Part of the validation of the RRS methodology for skin carotenoid measurements was a recent study that showed high RRS/HPLC plasma correlations for subjects participating in controlled dietary intervention phases [10]. The study was approved by the Institutional Review Board of the University of North Dakota. The phases included two prescribed diet phases low in carotenoid-rich V/F, a phase with a provided diet rich in carotenoid-containing V/F, and a subsequent normal diet phase. We added RS skin carotenoid measurements during the last two phases in which the subjects’ high carotenoid levels returned over time to their pre-intervention levels. In Figs. 12, examples of RS and RRS skin carotenoid scores are shown for the depletion phase of the study for two subjects, one having a relatively high skin carotenoid level, and the other subject having the lowest level among the subjects.

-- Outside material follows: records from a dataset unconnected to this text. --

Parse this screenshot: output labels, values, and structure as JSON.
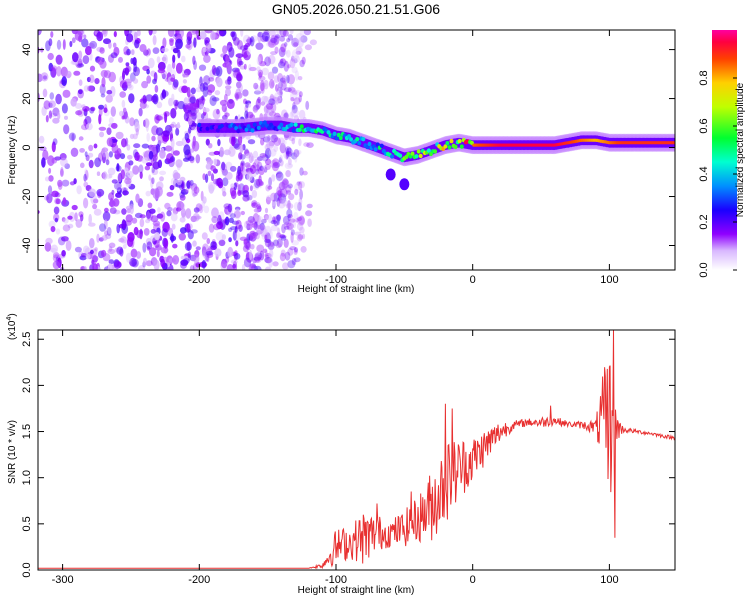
{
  "title": "GN05.2026.050.21.51.G06",
  "chart_data": [
    {
      "type": "heatmap",
      "name": "spectrogram",
      "xlabel": "Height of straight line (km)",
      "ylabel": "Frequency (Hz)",
      "xlim": [
        -318,
        148
      ],
      "ylim": [
        -50,
        48
      ],
      "xticks": [
        -300,
        -200,
        -100,
        0,
        100
      ],
      "yticks": [
        -40,
        -20,
        0,
        20,
        40
      ],
      "colorbar": {
        "label": "Normalized spectral amplitude",
        "range": [
          0,
          1
        ],
        "ticks": [
          0.0,
          0.2,
          0.4,
          0.6,
          0.8
        ]
      },
      "noise_region_x": [
        -318,
        -125
      ],
      "ridge": [
        {
          "x": -200,
          "f": 8,
          "amp": 0.25
        },
        {
          "x": -190,
          "f": 8,
          "amp": 0.25
        },
        {
          "x": -170,
          "f": 8,
          "amp": 0.3
        },
        {
          "x": -150,
          "f": 9,
          "amp": 0.3
        },
        {
          "x": -140,
          "f": 9,
          "amp": 0.35
        },
        {
          "x": -130,
          "f": 8,
          "amp": 0.45
        },
        {
          "x": -120,
          "f": 8,
          "amp": 0.5
        },
        {
          "x": -110,
          "f": 7,
          "amp": 0.5
        },
        {
          "x": -100,
          "f": 5,
          "amp": 0.5
        },
        {
          "x": -90,
          "f": 4,
          "amp": 0.45
        },
        {
          "x": -80,
          "f": 2,
          "amp": 0.45
        },
        {
          "x": -70,
          "f": 0,
          "amp": 0.45
        },
        {
          "x": -60,
          "f": -2,
          "amp": 0.45
        },
        {
          "x": -50,
          "f": -4,
          "amp": 0.55
        },
        {
          "x": -40,
          "f": -3,
          "amp": 0.6
        },
        {
          "x": -30,
          "f": -1,
          "amp": 0.65
        },
        {
          "x": -20,
          "f": 1,
          "amp": 0.7
        },
        {
          "x": -10,
          "f": 2,
          "amp": 0.75
        },
        {
          "x": 0,
          "f": 1,
          "amp": 0.85
        },
        {
          "x": 10,
          "f": 1,
          "amp": 0.9
        },
        {
          "x": 20,
          "f": 1,
          "amp": 0.95
        },
        {
          "x": 30,
          "f": 1,
          "amp": 0.95
        },
        {
          "x": 40,
          "f": 1,
          "amp": 0.95
        },
        {
          "x": 50,
          "f": 1,
          "amp": 0.95
        },
        {
          "x": 60,
          "f": 1,
          "amp": 0.95
        },
        {
          "x": 70,
          "f": 2,
          "amp": 0.9
        },
        {
          "x": 80,
          "f": 3,
          "amp": 0.85
        },
        {
          "x": 90,
          "f": 3,
          "amp": 0.8
        },
        {
          "x": 100,
          "f": 2,
          "amp": 0.85
        },
        {
          "x": 110,
          "f": 2,
          "amp": 0.9
        },
        {
          "x": 120,
          "f": 2,
          "amp": 0.9
        },
        {
          "x": 130,
          "f": 2,
          "amp": 0.9
        },
        {
          "x": 140,
          "f": 2,
          "amp": 0.9
        },
        {
          "x": 148,
          "f": 2,
          "amp": 0.9
        }
      ],
      "dips": [
        {
          "x": -60,
          "f": -11
        },
        {
          "x": -50,
          "f": -15
        }
      ]
    },
    {
      "type": "line",
      "name": "snr",
      "xlabel": "Height of straight line (km)",
      "ylabel": "SNR (10 * v/v)",
      "ylabel_multiplier": "(x10",
      "ylabel_exponent": "4",
      "xlim": [
        -318,
        148
      ],
      "ylim": [
        0,
        2.6
      ],
      "xticks": [
        -300,
        -200,
        -100,
        0,
        100
      ],
      "yticks": [
        0.0,
        0.5,
        1.0,
        1.5,
        2.0,
        2.5
      ],
      "color": "#e83030",
      "series_envelope": {
        "x": [
          -318,
          -120,
          -110,
          -100,
          -90,
          -80,
          -70,
          -60,
          -50,
          -40,
          -30,
          -20,
          -10,
          0,
          10,
          20,
          30,
          40,
          50,
          60,
          70,
          80,
          90,
          95,
          100,
          105,
          110,
          120,
          130,
          140,
          148
        ],
        "y": [
          0.02,
          0.02,
          0.05,
          0.25,
          0.3,
          0.35,
          0.4,
          0.4,
          0.45,
          0.55,
          0.7,
          0.95,
          1.1,
          1.2,
          1.35,
          1.5,
          1.57,
          1.6,
          1.6,
          1.62,
          1.58,
          1.57,
          1.55,
          1.6,
          1.55,
          1.55,
          1.52,
          1.5,
          1.48,
          1.45,
          1.43
        ],
        "jitter": [
          0.0,
          0.0,
          0.03,
          0.2,
          0.18,
          0.3,
          0.2,
          0.15,
          0.2,
          0.25,
          0.4,
          0.45,
          0.35,
          0.25,
          0.2,
          0.12,
          0.05,
          0.04,
          0.06,
          0.05,
          0.03,
          0.04,
          0.08,
          0.5,
          0.9,
          0.2,
          0.03,
          0.02,
          0.02,
          0.02,
          0.02
        ]
      },
      "spikes": [
        {
          "x": -70,
          "y": 0.72
        },
        {
          "x": -45,
          "y": 0.85
        },
        {
          "x": -20,
          "y": 1.8
        },
        {
          "x": -15,
          "y": 1.75
        },
        {
          "x": 57,
          "y": 1.78
        },
        {
          "x": 97,
          "y": 2.1
        },
        {
          "x": 100,
          "y": 2.2
        },
        {
          "x": 103,
          "y": 2.6
        },
        {
          "x": 104,
          "y": 0.35
        }
      ]
    }
  ]
}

The RRS method and the RS method are seen to quantitatively monitor the declining skin carotenoid levels over time in a very similar fashion.
Conclusion
In multiple screening settings, both RRS and RS have demonstrated several key biomarkers of V/F intake. RRS is highly correlated with carotenoid concentrations in skin biopsies and blood, which is widely held to be the best biomarker of V/F intake. RS, a newer and more portable and robust method, has been shown to have a wide variation in multiple populations, including young children. It is also highly correlated to plasma carotenoid levels and to the currently still more widely-validated RRS. Although biologic and metabolic factors affect status biomarkers such as skin or blood carotenoid status, controlled feeding interventions have demonstrated that both RRS and RS respond strongly to changes in V/F intake. The preponderance of the evidence suggests that the developed optical device configurations are valid for assessing the change in intake of V/F during behavioral interventions targeting increased V/F intake. This represents a substantial improvement in cost, objectivity, and subject burden for both investigative and epidemiological studies.
Acknowledgments
We acknowledge NIH grants EY11600 and EY14800 and an unrestricted departmental grant to the Moran Eye Center by Research to Prevent Blindness. This research was also partially sponsored by the Seirei Hamamatsu General Hospital, Hamamatsu City, Japan, the United States Department of Agriculture, Agricultural Research Service 3062-51000-051-00D, and by Longevity Link Corporation. W. Gellermann, I. V. Ermakov, P. S. Bernstein, the University of Utah, and Longevity Link Corporation hold multiple patents on the use of resonance Raman and reflection spectroscopy for the measurement of carotenoids in the skin, eye, and other tissues. The views expressed herein do not necessarily reflect the official policies of the City and County of San Francisco; nor does mention of the San Francisco Department of Public Health imply its endorsement.